Abercrombie & Jersey Shore: Just a Publicity Stunt?
Product placement is a huge part of advertising. To have your brand featured in a movie or on television distinguishes you from the rest of the pack, especially if the movie/show is highly acclaimed. At other times, logos are blurred out, especially on television shows where the bad guy is wearing the logo.
Abercrombie & Fitch recently offered Jersey Shore bad boy Mike “The Situation” Sorrentino and the rest of the cast big bucks if they stop wearing their line of clothing on the air. The company feels the association does not represent the Abercrombie & Fitch brand and that it may be upsetting to the company’s loyal customers.
Their customers might be more upset if their moms suddenly showed up with Abercrombie plastered across their behinds, or if dads start sporting their T-shirts.

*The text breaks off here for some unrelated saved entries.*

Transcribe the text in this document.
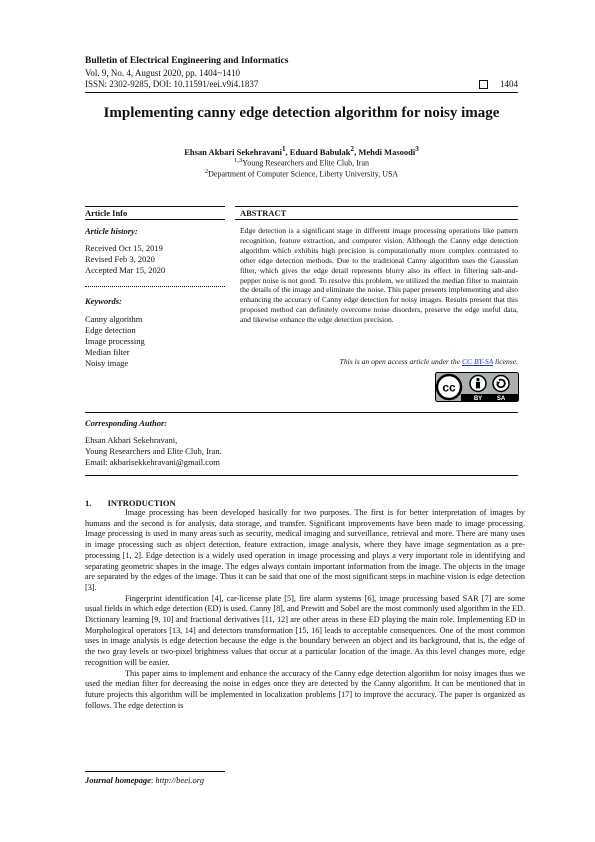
Bulletin of Electrical Engineering and Informatics
Vol. 9, No. 4, August 2020, pp. 1404~1410
ISSN: 2302-9285, DOI: 10.11591/eei.v9i4.1837	1404
Implementing canny edge detection algorithm for noisy image
Ehsan Akbari Sekehravani$^1$, Eduard Babulak$^2$, Mehdi Masoodi$^3$
$^{1,3}$Young Researchers and Elite Club, Iran
$^2$Department of Computer Science, Liberty University, USA
Article Info
Article history:
Received Oct 15, 2019
Revised Feb 3, 2020
Accepted Mar 15, 2020
Keywords:
Canny algorithm
Edge detection
Image processing
Median filter
Noisy image
ABSTRACT
Edge detection is a significant stage in different image processing operations like pattern recognition, feature extraction, and computer vision. Although the Canny edge detection algorithm which exhibits high precision is computationally more complex contrasted to other edge detection methods. Due to the traditional Canny algorithm uses the Gaussian filter, which gives the edge detail represents blurry also its effect in filtering salt-and-pepper noise is not good. To resolve this problem, we utilized the median filter to maintain the details of the image and eliminate the noise. This paper presents implementing and also enhancing the accuracy of Canny edge detection for noisy images. Results present that this proposed method can definitely overcome noise disorders, preserve the edge useful data, and likewise enhance the edge detection precision.
This is an open access article under the CC BY-SA license.
cc
BY SA
Corresponding Author:
Ehsan Akbari Sekehravani,
Young Researchers and Elite Club, Iran.
Email: akbarisekkehravani@gmail.com
1. INTRODUCTION

Image processing has been developed basically for two purposes. The first is for better interpretation of images by humans and the second is for analysis, data storage, and transfer. Significant improvements have been made to image processing. Image processing is used in many areas such as security, medical imaging and surveillance, retrieval and more. There are many uses in image processing such as object detection, feature extraction, image analysis, where they have image segmentation as a pre-processing [1, 2]. Edge detection is a widely used operation in image processing and plays a very important role in identifying and separating geometric shapes in the image. The edges always contain important information from the image. The objects in the image are separated by the edges of the image. Thus it can be said that one of the most significant steps in machine vision is edge detection [3].

Fingerprint identification [4], car-license plate [5], fire alarm systems [6], image processing based SAR [7] are some usual fields in which edge detection (ED) is used. Canny [8], and Prewitt and Sobel are the most commonly used algorithm in the ED. Dictionary learning [9, 10] and fractional derivatives [11, 12] are other areas in these ED playing the main role. Implementing ED in Morphological operators [13, 14] and detectors transformation [15, 16] leads to acceptable consequences. One of the most common uses in image analysis is edge detection because the edge is the boundary between an object and its background, that is, the edge of the two gray levels or two-pixel brightness values that occur at a particular location of the image. As this level changes more, edge recognition will be easier.

This paper aims to implement and enhance the accuracy of the Canny edge detection algorithm for noisy images thus we used the median filter for decreasing the noise in edges once they are detected by the Canny algorithm. It can be mentioned that in future projects this algorithm will be implemented in localization problems [17] to improve the accuracy. The paper is organized as follows. The edge detection is

Journal homepage: http://beei.org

While Abercrombie’s chairman and chief executive, Michael S. Jeffries, says that the company is having fun with the offer, analysts are portraying the payoff as a publicity stunt.
Abercrombie’s market is teenagers and early 20-somehtings, so why they company is afraid that customers may be upset is confusing. After all, Abercrombie has never been afraid of a little controversy.
In 2002, Abercrombie released a line of T-shirts featuring Asian caricatures. They were forced to full the T-shirts due to numerous complaints by Asian college students. However, the company maintained that it had poked fun at other groups, and felt these shirts were in the same vein. In 2011, Abercrombie is being criticized for offering padded push-up bikini tops to young girls.
Critics say that if Abercrombie was really serious, they would have probably taken the legal route rather than trying to pay off the cast.